Prosecution appealing against sentence meted out to company over two workers' deaths

The prosecution urged a district court to double the fine meted out to GS Engineering and Construction Corporation over the deaths of two foreign workers.
The prosecution urged a district court to double the fine meted out to GS Engineering and Construction Corporation over the deaths of two foreign workers.PHOTO: ST FILE

SINGAPORE - The prosecution is appealing against the $150,000 fine meted out to a construction company in September 2015 over the deaths of two foreign workers.

It had urged a district court to impose a fine at least double that amount.

In a statement on Tuesday (May 3), the Attorney-General's Chambers said: "A deterrent sentence was necessary to create much-needed awareness in the construction industry that punishment will be certain and unrelenting for employers who adopt cavalier attitudes towards workplace safety and health, resulting in the preventable loss of human life."

In January 2014, Bangladeshi nationals Rajib Md Abdul Hannan, 24, and Ratan Roy Abinash Roy, 28, fell about 22m from seven storeys to the ground and died of multiple injuries.

They were employed by GS Engineering and Construction Corporation, which had been awarded a contract to build Tower A and Tower B at Fusionopolis Way in Buona Vista.

The duo were among a group of workers assigned to set up a loading platform to move an air compressor from level 7 to level 8 on Jan 22. They were trying to push the 800kg compressor, fitted with two wheels in front and one smaller wheel at the back, onto the loading platform that was held up by a tower crane but not secured to the building structure.

But the smaller wheel of the compressor could not be mounted onto the platform, which was not at the same level as the floor slab.

Mr Roy and a few others voiced concerns that it was unsafe and impossible to carry out the task when the loading platform was still suspended by the tower crane.

A foreman from GS Engineering told the workers to continue pushing the compressor.

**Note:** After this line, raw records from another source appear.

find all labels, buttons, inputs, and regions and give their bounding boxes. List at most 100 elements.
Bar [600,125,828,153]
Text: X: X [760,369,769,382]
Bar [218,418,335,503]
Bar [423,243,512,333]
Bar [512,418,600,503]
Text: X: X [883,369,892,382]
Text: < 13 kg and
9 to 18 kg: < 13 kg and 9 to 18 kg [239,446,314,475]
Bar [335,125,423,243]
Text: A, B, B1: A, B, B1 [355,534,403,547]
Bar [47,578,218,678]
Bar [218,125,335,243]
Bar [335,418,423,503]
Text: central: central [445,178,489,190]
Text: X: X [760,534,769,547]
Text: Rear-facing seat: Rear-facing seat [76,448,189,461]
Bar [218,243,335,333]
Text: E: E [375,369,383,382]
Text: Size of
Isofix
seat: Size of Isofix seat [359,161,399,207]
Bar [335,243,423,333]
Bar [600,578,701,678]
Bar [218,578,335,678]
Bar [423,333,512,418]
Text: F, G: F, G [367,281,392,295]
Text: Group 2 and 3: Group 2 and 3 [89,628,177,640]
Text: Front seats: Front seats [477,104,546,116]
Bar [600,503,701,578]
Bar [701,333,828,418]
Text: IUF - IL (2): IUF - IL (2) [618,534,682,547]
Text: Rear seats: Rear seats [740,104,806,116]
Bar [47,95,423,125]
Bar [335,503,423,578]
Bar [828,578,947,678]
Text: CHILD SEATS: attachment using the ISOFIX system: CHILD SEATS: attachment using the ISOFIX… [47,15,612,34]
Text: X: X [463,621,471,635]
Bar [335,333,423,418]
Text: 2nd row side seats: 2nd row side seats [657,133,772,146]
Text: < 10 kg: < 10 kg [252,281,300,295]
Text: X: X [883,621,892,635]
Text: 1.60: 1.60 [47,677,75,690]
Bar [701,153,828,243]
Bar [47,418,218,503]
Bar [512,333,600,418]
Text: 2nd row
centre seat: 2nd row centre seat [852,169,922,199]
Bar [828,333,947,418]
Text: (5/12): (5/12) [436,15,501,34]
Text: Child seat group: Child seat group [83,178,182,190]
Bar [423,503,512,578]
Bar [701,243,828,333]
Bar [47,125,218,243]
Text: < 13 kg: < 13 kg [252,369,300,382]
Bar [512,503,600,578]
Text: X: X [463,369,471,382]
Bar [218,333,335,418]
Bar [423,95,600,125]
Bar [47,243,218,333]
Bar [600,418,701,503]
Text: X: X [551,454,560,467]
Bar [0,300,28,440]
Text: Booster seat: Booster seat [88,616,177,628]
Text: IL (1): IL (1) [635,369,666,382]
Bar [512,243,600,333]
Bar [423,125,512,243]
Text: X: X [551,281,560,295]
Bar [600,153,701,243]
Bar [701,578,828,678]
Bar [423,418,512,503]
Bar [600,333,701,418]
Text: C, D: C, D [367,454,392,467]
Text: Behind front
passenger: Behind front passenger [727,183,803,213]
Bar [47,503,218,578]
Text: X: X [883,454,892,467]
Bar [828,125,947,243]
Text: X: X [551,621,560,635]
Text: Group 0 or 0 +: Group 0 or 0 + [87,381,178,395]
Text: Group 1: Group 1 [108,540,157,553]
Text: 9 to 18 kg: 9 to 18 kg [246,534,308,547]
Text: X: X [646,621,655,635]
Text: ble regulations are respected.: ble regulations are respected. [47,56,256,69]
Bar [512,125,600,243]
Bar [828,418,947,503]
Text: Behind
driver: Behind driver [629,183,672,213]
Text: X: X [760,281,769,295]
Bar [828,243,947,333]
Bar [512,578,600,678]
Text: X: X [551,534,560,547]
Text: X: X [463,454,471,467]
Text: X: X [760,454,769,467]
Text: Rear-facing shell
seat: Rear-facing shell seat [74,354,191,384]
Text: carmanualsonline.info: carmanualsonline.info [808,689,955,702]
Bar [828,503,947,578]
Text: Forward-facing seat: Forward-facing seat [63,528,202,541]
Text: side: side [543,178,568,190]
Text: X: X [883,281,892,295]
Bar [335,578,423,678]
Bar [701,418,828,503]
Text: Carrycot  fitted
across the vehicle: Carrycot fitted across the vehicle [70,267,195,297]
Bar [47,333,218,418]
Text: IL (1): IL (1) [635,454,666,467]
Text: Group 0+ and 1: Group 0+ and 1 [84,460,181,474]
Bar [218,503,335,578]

The group decided to use a galvanised pipe to pivot up the compressor from the small rear wheel.

Mr Hannan and Mr Roy were standing in front of the compressor on the platform when the others finally got the rear wheel to mount it.

The compressor began to roll towards the two Bangladeshis, who fell off the loading platform with it. The compressor landed on a secured platform about 14m above ground.

In July 2014, a coroner's court found that the fatal accident could have been avoided if safe work methods had been practised.

"If the platform had been secured to the building structure, the surface would have remained level and there would have been no gradient for the air compressor to build the momentum to roll off the loading platform," said State Coroner Marvin Bay.

In September 2015, their company G S Engineering and Construction Corporation was fined $150,000 after it pleaded guilty to a charge of contravening the Workplace Safety and Health Act, for failing to take necessary measures to ensure the safety and health of its employees.

The prosecution had, however, asked for a fine of at least $300,000 for the offence, which carries a maximum punishment of $500,000.